Викентий Павлович обнял плечи внука, помолчал несколько минут. Знаменитый ещё в начале века спортсмен, а потом один из первых русских авиаторов Сергей Ермошин не смог оставаться в своей Южной Африке, у Оранжевой реки, когда началась война в Испании. Она называлась гражданской, но все понимали: идёт битва с фашизмом – первый открытый бой. Ермошин, несмотря на свой возраст – 58 лет, – стал бойцом Интернациональных бригад, обучал испанских лётчиков, летал с советскими пилотами, восхищаясь умением молодых ребят из страны, которую давно покинул, но всегда любил. Год назад он погиб в неравном бою – двое против пятерых. На втором самолёте был советский лётчик. Ермошин увидел, как берут в кольцо самолёт товарища. Наверное, другого выхода у него не было: он пошёл, стреляя в упор, на главную машину противника, тараня её. Об этом подвиге писали газеты, вернув стране уже почти забытое славное имя…

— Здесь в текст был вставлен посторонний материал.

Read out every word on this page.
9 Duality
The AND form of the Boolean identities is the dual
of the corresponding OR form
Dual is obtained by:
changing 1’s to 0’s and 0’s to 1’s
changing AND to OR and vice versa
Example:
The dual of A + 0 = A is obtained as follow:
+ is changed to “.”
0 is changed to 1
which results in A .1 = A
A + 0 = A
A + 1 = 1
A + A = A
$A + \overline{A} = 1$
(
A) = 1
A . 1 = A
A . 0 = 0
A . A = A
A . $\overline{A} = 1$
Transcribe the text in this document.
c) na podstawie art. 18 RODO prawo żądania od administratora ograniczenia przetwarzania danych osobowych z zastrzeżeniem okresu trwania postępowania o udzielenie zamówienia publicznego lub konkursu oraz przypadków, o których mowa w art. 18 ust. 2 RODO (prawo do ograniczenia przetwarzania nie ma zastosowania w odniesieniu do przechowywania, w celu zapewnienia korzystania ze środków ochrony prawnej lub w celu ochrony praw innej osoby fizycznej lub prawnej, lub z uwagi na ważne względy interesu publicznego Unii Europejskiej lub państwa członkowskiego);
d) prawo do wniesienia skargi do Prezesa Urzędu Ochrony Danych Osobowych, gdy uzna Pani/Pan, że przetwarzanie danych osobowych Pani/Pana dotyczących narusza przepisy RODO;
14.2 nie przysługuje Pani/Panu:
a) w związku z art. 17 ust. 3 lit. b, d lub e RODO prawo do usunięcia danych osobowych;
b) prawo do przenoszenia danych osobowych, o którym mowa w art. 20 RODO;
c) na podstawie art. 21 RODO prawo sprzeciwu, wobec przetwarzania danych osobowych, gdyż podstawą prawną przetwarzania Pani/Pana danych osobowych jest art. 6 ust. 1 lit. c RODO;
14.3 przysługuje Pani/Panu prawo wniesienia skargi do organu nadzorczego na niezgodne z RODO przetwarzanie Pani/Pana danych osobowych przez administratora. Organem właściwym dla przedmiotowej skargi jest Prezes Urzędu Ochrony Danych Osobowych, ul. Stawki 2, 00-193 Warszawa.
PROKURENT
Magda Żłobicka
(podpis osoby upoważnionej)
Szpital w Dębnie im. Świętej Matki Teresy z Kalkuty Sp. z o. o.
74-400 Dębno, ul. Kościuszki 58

– Тогда в Баден-Бадене Сергей и мне помог. Там обосновалась банда убийц и фальшивомонетчиков, вот их мы и раскрыли. Но даже не подозревали, что в этом курортном городке уже тогда существовало и другое опасное гнездо. Германская разведка имела там специальную школу по обучению шпионажу. Это теперь и я, и твой отец знаем об этом, даже с некоторыми подробностями.
– Расскажи, дед! Можно, папа? Ты же знаешь, я – могила!
– Ну и выражение, – Елена иронично покачала головой. – Конечно дедушка расскажет. Нам тоже интересно. И мы тоже… умеем хранить секретную информацию.
– Теперь особой секретности в этом нет, время прошло… Школа в Баден-Бадене была серьёзным заведением. Суровый режим, каждодневные лекции, доклады, экзамены. Курсанты должны были забыть свои имена – получали
– Она, верно, была сестрой милосердия? – спросила Людмила Илларионовна.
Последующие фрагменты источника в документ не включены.